October in your garden…
Autumn is upon us but there’s still plenty to do in the garden, here is just a few things to be getting on with!
Thorngrove expert Chris Francis has collated his best tips for the month, but if you have any more questions, don’t hesitate to get in touch!
- Divide established rhubarb crowns to create new plants
- Cut back perennials that have died down, you can also divide your herbaceous perennials
- If you have tender plants including aquatic ones move them in the greenhouse or conservatory – this will help them in the colder weather.
- Harvest your apples, pears, grapes, and nuts
- It is also time to prune your climbing roses
- Collect seeds from the garden to sow next year
- Last chance to mow lawns and trim hedges in mild areas. Also renovate old lawns and create new ones by laying turf
- Sweep up any fallen leaves that may harbour fungal spores and provide ideal hiding places for slugs and snails.
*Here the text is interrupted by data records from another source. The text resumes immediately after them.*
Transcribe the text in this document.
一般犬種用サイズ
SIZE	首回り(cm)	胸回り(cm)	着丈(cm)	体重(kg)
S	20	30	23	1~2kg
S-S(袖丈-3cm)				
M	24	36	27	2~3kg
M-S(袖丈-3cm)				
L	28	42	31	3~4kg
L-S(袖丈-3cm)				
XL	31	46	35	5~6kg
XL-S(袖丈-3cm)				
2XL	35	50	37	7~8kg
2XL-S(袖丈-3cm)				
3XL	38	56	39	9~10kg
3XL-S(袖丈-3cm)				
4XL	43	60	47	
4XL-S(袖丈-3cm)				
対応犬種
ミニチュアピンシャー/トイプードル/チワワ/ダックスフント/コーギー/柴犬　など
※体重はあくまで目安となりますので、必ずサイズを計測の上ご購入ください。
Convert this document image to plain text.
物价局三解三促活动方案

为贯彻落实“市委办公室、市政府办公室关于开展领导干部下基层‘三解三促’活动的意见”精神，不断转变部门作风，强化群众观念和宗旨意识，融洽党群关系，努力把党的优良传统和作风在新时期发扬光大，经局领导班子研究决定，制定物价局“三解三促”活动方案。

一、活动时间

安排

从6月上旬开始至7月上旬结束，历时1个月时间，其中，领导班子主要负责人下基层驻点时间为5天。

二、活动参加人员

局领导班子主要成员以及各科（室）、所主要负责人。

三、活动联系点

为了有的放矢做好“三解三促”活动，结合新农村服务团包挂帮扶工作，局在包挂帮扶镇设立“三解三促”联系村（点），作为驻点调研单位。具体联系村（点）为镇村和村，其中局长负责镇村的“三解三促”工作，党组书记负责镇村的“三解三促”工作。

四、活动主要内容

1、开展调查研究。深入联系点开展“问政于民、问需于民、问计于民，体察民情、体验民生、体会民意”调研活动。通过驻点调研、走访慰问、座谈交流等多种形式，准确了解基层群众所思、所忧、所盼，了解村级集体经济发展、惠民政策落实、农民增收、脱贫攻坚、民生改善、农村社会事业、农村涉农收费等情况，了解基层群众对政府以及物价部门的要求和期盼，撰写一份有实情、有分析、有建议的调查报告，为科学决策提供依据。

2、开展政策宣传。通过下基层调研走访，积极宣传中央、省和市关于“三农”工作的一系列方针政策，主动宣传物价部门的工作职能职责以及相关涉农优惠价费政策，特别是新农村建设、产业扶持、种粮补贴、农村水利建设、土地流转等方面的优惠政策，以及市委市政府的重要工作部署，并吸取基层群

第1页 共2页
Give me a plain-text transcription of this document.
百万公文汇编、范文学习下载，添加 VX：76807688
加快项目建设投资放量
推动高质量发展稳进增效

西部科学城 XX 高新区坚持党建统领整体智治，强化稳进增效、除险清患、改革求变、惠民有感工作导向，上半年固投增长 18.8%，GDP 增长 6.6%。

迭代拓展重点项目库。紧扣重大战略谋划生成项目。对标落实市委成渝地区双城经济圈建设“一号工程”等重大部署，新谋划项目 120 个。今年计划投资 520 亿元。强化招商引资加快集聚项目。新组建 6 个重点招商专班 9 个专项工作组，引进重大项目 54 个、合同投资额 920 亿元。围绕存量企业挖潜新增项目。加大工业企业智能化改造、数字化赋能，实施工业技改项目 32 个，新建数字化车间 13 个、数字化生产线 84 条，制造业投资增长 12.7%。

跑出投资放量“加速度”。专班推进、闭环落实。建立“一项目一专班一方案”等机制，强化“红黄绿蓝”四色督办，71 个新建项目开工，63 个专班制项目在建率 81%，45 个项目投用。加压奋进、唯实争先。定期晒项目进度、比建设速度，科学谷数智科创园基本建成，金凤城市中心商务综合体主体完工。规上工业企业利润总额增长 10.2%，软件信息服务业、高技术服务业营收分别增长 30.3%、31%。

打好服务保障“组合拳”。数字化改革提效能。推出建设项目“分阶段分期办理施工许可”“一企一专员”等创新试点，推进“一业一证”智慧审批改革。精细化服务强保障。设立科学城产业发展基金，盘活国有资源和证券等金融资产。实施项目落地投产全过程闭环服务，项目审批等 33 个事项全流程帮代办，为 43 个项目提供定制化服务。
Put your leaves in a heap at the bottom of your garden. As this will make good leaf mould for your garden.
- Clean up rose leaves to prevent diseases such as blackspot from over wintering to avoid the spread of damaging fungi. DON’T put them in your compost bin if your able to burn them do so or put them in your garden waste bin
- October Is also a good month to plant hedges and move trees and shrubs.
- If you are going to grow beans next year prepare the site by digging a trench and filling with manure or kitchen waste during the Winter.
- Harvest your pumpkins and squashes before the frosts as they soon turn mushy
- It’s time to put grease bands around the trunks of apple trees to trap winter moth females whose caterpillars shred spring flowers and reduce your crop .
- Also, if you had straw around your strawberries it’s time to remove it to increase ventilation and also shear back old foliage to encourage fresh growth.
- If you have a pond put a net over it to prevent leaves falling into them. Also, if you need to remove pond weed leave it by the pond for a day to allow any wildlife to escape back in to the water.